The Marines refused to intervene, leaving residents and merchants, most of them Sunni Muslims, exasperated. It took nearly a week for the first Iraqi policemen to be back on the streets.

The capital of five million people has been without electricity since April 4, when the lights went out as US warplanes pounded Baghdad and troops moved on the main airport to the southwest.

The lack of protection and basic services has infuriated Iraqis, who have turned up by the hundreds for three days running to protest in front of Baghdad's Palestine Hotel, where the marines are based.

"There is no one to talk to. There is no way we can communicate," moaned Ali Abdul Hadi, a 42-year-old former policeman.

US officials said they hope to restore power to part of Baghdad by the weekend. But Iraqis cannot understand how the most powerful nation on earth is having so much trouble restarting a power grid left largely intact.

Some have expressed the suspicion that the prolonged power outage is a deliberate ploy by American forces which consider themselves liberators but are still seen by many here as occupiers. The power problem has so far compromised any hope for a resumption of economic activity in Baghdad. Most shops remain closed, for fear of looters as well as a lack of infrastructure.
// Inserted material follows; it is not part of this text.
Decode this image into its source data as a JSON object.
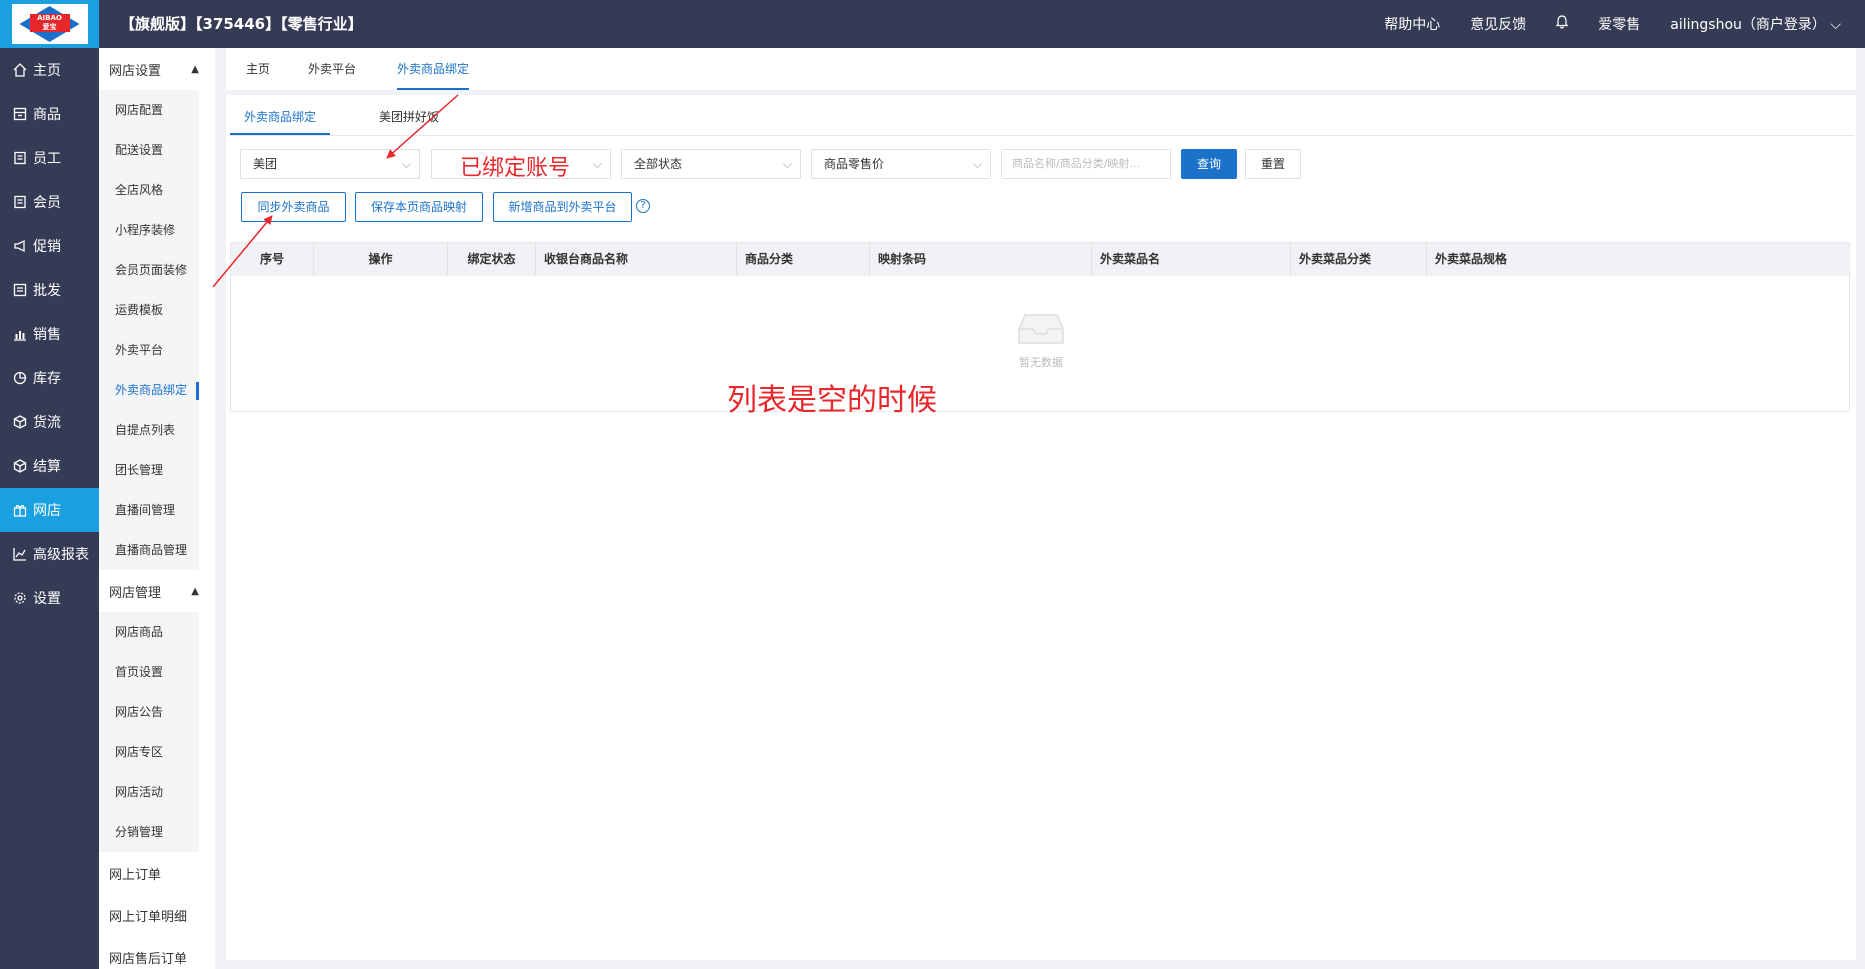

Public services and other municipal functions have also broken down at a time when the country's political future and US intentions for restoring an interim administration are still unclear.

A meeting of the Iraqi opposition organised Tuesday in the predominantly Shiite southern city of Nasiriyah was to help develop a new civil authority within a few weeks. But the process got off to a bad start.
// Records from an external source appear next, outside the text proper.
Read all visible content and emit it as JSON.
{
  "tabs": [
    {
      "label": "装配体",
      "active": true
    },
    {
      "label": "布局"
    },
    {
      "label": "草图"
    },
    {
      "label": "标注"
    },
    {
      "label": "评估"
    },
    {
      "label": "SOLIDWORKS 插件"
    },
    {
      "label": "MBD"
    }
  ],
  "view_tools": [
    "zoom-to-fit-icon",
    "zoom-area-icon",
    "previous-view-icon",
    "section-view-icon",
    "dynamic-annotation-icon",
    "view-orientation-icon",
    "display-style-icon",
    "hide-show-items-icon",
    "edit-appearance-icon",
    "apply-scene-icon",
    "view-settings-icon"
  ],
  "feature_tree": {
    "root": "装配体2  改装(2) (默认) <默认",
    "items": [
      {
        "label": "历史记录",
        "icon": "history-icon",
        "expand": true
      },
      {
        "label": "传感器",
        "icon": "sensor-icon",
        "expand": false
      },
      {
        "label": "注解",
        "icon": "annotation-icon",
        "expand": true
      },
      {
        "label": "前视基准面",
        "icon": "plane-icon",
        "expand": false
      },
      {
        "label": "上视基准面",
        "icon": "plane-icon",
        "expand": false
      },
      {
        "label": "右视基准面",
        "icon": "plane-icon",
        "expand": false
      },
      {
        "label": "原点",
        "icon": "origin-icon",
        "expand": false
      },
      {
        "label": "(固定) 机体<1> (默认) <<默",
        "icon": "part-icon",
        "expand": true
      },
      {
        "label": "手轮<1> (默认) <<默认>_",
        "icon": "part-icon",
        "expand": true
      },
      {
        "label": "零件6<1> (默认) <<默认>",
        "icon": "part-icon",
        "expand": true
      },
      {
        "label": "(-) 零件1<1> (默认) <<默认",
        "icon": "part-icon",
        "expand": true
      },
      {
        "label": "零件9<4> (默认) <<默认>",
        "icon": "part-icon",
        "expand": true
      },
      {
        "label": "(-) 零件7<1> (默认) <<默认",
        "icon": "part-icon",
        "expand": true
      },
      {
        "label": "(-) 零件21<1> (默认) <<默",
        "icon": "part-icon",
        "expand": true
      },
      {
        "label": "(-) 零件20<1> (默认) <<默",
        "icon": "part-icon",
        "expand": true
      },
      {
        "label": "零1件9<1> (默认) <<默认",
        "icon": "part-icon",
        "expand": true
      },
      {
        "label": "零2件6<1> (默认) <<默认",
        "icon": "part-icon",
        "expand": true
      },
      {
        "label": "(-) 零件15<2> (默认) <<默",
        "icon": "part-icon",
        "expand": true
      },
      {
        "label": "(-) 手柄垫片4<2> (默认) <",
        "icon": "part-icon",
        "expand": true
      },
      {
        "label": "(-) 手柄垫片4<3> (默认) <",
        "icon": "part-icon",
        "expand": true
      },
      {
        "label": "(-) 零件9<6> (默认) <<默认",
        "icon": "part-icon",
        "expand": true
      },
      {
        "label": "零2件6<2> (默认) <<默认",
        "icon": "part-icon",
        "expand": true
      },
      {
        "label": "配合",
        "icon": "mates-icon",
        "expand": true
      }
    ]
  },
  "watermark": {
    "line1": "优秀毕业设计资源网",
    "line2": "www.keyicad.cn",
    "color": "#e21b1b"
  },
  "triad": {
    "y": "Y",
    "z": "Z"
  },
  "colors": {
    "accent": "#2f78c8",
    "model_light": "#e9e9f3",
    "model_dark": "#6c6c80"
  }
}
Ahmad Chalabi, tapped by some Americans as a leading candidate to head the interim administration, stayed away from Tuesday's talks. Some 20,000 locals, mostly Shiites, took to the streets of Nasiriyah to refuse any US diktat.

And Jay Garner, the 64-year-old retired general designated civil administrator of Iraq, is still awaited in Baghdad despite the US deployment here and the disappearance of Iraqi resistance.

The guarded welcome given by Iraqis here to the US troops last week has been replaced by puzzlement and angry slogans.

Tensions are also rising between the US military and an international press corps increasingly frustrated by a lack of information or access to officials involved in the reconstruction effort.

To avoid a media fiasco even before the political reorganisation work gets under way in earnest, Washington is sending a communications veteran, Margaret Tutwiler, to head public relations effort.

Tutwiler was then-secretary of state James Baker's spokeswoman during the 1991 Gulf War.

Meanwhile British International Development secretary clare short said that it was the 'duty of humanity' that the international community reunites to help rebuild Iraq.

Briefing foreign journalists in London, she said it was "absolutely essential" to get the United Nations' oil-for-food programme up and running as soon as possible.

"You have to get it up and running before the people of Iraq decide how they want to rebuild their economy," Short said.